Einerseits ist es ja durchaus Strategie, die Menschen zu vereinzeln, sie in Angst zu versetzen (vor Jobverlust, vor einem ominösen
Terror, vor bulgarischen Einbrecherbanden, bitte fortsetzen...), damit sie sich in kleine Konsumenten verwandeln - von Bürgern habe ich früher öfter reden hören -, die sich ihre Ersatzbefriedigungen durch amazon & Co liefern lassen und in ihrem kuscheligen Nest dem süßem Kitzel der Angstlust frönen, andererseits glaube ich, daß viele der oben beschriebenen Absonderlichkeiten aus einem Verlust des Körpers entstehen.

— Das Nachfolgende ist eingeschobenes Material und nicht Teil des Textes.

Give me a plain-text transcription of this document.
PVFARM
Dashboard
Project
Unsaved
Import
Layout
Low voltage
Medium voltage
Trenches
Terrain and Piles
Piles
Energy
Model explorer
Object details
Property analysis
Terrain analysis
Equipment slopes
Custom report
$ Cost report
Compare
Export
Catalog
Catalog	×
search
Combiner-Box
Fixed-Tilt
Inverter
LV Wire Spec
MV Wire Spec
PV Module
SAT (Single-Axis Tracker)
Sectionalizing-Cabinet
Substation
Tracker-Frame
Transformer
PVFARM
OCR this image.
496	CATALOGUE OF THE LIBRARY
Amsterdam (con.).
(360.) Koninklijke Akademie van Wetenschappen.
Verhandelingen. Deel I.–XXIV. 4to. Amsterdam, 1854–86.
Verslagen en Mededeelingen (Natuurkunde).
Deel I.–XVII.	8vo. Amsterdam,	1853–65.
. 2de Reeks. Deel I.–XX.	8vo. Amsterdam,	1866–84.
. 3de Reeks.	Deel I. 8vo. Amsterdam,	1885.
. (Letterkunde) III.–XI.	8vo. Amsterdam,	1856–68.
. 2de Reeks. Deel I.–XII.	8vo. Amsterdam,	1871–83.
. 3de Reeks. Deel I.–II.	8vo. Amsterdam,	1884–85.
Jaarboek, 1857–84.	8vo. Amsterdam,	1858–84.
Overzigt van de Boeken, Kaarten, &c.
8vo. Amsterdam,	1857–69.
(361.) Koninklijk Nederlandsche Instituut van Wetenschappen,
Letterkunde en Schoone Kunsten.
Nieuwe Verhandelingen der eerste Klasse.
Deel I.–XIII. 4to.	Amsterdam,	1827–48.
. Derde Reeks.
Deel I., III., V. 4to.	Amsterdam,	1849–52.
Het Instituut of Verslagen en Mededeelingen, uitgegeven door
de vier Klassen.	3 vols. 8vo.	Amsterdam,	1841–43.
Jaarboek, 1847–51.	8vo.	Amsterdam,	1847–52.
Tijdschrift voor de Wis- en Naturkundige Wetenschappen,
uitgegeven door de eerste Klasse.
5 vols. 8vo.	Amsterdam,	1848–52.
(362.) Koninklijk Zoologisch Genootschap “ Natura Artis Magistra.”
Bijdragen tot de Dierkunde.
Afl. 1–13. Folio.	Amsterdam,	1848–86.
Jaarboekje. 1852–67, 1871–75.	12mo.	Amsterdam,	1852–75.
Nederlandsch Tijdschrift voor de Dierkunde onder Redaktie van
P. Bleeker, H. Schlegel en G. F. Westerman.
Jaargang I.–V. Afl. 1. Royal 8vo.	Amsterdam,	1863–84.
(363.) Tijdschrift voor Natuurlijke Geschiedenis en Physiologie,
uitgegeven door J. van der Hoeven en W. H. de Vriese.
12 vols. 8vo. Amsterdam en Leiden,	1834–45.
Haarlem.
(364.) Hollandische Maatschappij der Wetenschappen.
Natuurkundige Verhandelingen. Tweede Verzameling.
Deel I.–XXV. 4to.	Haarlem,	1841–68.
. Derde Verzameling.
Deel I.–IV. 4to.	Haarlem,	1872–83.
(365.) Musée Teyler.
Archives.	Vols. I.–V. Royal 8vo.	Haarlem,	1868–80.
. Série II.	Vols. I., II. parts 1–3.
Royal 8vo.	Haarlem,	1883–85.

Menschen gewöhnen sich zunehmend an die Virtualität, an die Oberfläche, die man hinhalten kann, ohne dafür Konsequenzen tragen zu müssen. Die Fähigkeit, sich eins zu eins mit Menschen auseinanderzusetzen, geht dadurch manchmal verloren. Merkt man oft im öffentlichen Raum, ein direkt erwiderter Blick in der U-Bahn ist ja schon fast wie ein Sonnenstrahl. Ich erinnere mich, wie öffentliche Verkehrsmittel summten und brummten, weil man sich unterhielt - manchmal auch nicht schön, ich weiß -, doch heute signalisiert die Körpersprache vieler Fahrgäste "Ich bin gar nicht da".
Ich stamme ja aus dem Ruhrgebiet, und obwohl es heute zur Folklore verkommen ist, existiert dort in Ansätzen immer noch eine Mentalität der Solidarität, des einander Helfens, die ursprünglich aus Körperlichkeit entspringt. Die harte Arbeit, die lebensgefährliche Arbeit der Schwerindustrie, wo man auf seinen Nebenmann achtete und ihn mit beschützte, sowas prägt auch das restliche Leben, eine Mentalität die auch in anderen Industrien existiert(e).
Heute ist auch die Arbeit in vielen Bereichen entkörperlicht. Bürohengste und -stuten, die viel zu selten einmal über die Weide galoppieren, sondern zwanghaft hinter Bildschirmen sitzen müssen. Sie bewegen ihre immer massigeren Körper in immer größeren Autos und kaufen immer größere Fernseher. Sie haben immer größere Egos, sind aber immer weniger glücklich. Und wehtun darf auch nichts mehr, man schreit bei jeder Gelegenheit "Trigger-Warnung", nutzt aber die virtuelle Maske, um die dunkle Seite und das eigene Unwohlsein anonym an anderen auszulassen.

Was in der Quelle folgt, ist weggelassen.